Sekitar 10 - 50 % akrilimida yang ada dalam darah ibu mengalir ke dalam darah janin melalui plasenta dan 18,8 mikrogram perliter akrilimida dalam air susu ibu masuk ke dalam darah bayi yang baru lahir. Dengan demikian, jika seorang bayi yang baru lahir meminum setengah liter air susu sibu yang mengandung akrilimida dalam sehari, itu sama artinya dengan memasukkan sekitar 10 mikrogram zat tersebut ke dalam darah si bayi. Apakah Anda mau bayi kesayangan anda kemsukan zat pencetus kanker gara-gara anda????

Jadi sebaiknya ibu-ibu hamil dan menyusui sebaiknya membatasi konsumsi akrilimida tidak lebih dari 20 mikrogram perhari (setara dengan sekitar 10 gram keripik kentang).

Tapi bisa diingat bahwa kentang yang direbus atau dipanggang tidak perlu dihindari oleh ibu-ibu hamil atau menyusui. Begitupun dengan kentang yang digoreng dengan minyak panans bersuhu dari 180 derajat celcius tidaklah perlu dikawatirkan. Karena kandungan akrilimida dalam kentang-kentang itu sangat rendah sehingga aman untuk dikonsumsi.

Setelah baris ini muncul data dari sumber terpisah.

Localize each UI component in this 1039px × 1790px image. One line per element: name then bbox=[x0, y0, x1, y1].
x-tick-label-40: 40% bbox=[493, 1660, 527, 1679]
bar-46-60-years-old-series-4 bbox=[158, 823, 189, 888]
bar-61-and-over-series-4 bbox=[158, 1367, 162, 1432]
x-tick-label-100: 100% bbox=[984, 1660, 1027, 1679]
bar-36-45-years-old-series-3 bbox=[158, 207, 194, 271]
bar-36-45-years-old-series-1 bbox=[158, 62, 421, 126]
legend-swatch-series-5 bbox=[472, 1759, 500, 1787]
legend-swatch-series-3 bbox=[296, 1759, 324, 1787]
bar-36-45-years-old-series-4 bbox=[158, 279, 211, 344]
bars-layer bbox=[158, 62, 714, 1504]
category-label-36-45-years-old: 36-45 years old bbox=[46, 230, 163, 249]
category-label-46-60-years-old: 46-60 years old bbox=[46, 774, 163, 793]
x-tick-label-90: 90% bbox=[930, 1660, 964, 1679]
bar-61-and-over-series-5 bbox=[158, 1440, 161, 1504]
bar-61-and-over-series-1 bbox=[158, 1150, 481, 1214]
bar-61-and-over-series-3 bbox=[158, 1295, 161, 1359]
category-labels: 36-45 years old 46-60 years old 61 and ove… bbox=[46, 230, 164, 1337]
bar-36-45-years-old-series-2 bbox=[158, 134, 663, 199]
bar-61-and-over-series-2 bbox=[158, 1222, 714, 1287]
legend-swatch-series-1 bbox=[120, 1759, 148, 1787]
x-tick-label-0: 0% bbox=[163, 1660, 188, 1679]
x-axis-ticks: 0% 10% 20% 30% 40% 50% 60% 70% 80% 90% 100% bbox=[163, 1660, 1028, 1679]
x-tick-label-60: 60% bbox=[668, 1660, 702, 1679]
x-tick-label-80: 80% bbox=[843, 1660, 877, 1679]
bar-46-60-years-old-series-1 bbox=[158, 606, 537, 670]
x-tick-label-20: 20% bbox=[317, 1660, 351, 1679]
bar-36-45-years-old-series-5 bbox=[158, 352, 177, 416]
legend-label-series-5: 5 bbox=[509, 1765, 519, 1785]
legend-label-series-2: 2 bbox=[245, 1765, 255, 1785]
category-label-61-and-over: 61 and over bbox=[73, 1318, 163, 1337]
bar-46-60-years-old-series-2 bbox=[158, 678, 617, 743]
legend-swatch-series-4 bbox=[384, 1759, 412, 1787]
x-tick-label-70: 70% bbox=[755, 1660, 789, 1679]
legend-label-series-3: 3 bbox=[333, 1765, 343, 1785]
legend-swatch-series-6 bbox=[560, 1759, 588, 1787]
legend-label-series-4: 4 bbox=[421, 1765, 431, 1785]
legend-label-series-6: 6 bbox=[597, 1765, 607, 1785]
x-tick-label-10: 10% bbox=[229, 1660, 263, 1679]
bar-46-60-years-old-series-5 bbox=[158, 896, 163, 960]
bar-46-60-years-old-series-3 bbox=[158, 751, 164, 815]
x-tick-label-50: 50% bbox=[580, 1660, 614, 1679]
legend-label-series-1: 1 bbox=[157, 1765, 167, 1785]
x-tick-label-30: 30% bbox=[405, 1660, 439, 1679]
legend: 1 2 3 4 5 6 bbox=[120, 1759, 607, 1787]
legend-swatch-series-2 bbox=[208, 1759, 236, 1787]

Alangkah lebih bijaksana anda memiliki konsep bahwa "lebih baik mencegah daripada mengobati". Artinya, mulai sekarang anda bisa batasi konsumsi kentang yang mengandung akrilimida....

INGAT, AKRILIMIDA ITU ZAT PENCETUS KANKER dan MERUSAK  OTAK.

(Disandur kembali dari buku ensiklopedia hasil penelitian ilmiah terpopuler dan terpenting)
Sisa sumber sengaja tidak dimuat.